Jean Castex affirme aussi vouloir s’attaquer rapidement aux dossiers sensibles, comme celui des retraites, qui a donné lieu à des mois de conflit social. Il entend le régler “à court terme”, avec, “a minima, un nouvel agenda social”.

Quant au Ségur de la Santé, suspendu en fin de semaine faute d’accord avec les syndicats avant le remaniement, il souhaite le conclure “la semaine prochaine”, alors qu’une enveloppe de sept milliards d’euros est sur la table pour les salaires des soignants.

Sa méthode ? le dialogue social et s’appuyer sur les élus locaux.
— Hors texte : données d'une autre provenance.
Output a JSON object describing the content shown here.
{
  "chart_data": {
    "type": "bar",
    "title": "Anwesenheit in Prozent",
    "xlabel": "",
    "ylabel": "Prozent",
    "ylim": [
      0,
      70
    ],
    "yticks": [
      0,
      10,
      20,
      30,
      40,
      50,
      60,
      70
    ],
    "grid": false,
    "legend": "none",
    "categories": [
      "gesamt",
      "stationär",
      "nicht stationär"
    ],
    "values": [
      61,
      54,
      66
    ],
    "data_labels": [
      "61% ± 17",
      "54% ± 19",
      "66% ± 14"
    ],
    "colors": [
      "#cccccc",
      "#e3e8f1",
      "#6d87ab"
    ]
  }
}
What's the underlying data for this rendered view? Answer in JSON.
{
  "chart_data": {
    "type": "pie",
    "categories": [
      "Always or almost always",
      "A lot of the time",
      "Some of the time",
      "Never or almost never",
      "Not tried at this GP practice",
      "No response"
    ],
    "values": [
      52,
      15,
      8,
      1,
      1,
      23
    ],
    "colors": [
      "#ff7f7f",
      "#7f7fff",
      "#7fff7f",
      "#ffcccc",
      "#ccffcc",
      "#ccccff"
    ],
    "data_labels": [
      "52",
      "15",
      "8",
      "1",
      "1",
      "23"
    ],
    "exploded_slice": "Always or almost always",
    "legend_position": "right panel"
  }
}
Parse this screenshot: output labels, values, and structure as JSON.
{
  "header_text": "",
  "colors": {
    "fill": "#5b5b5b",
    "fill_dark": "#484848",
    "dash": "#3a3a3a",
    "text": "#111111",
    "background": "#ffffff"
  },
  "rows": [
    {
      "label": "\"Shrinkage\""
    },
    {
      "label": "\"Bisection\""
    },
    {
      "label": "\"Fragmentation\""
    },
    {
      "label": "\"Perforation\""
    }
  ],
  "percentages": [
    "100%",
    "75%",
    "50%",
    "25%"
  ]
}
Mais il avertit: “je ne crois pas au consensus mou”.

Après la forte percée verte aux municipales, l’écologie n’est “pas une option” mais “une obligation”, répète aussi Jean Castex, qui veut “accélérer” les décisions.

“Le temps est venu de faire un choix franc”, a exhorté dimanche l’ex-ministre de l’Ecologie Nicolas Hulot, qui avait claqué la porte du gouvernement en 2018. “L’écologie, c’est maintenant ou jamais”, car, accuse-t-il, “malgré les discours, l’Etat n’est toujours pas au rendez-vous de la transformation”.

Chez les Verts, l’eurodéputé EELV Yannick Jadot voit une “parfaite continuité entre Jean Castex et Edouard Philippe” qui, selon lui, “n’ont jamais marqué un quelconque intérêt pour le climat ou la biodiversité”.

Le chef des Insoumis, Jean-Luc Mélenchon, juge lui “dangereux” d’avoir nommé “un libéral en béton armé qui croit que le marché va régler tous les problèmes”.

A ceux qui le voient comme un simple exécutant, Jean Castex répond lui que le chef de l’Etat ne veut pas faire de lui “un subordonné voué aux tâches secondaires”, et que sa “personnalité n’est pas soluble dans le terme de +collaborateur+”.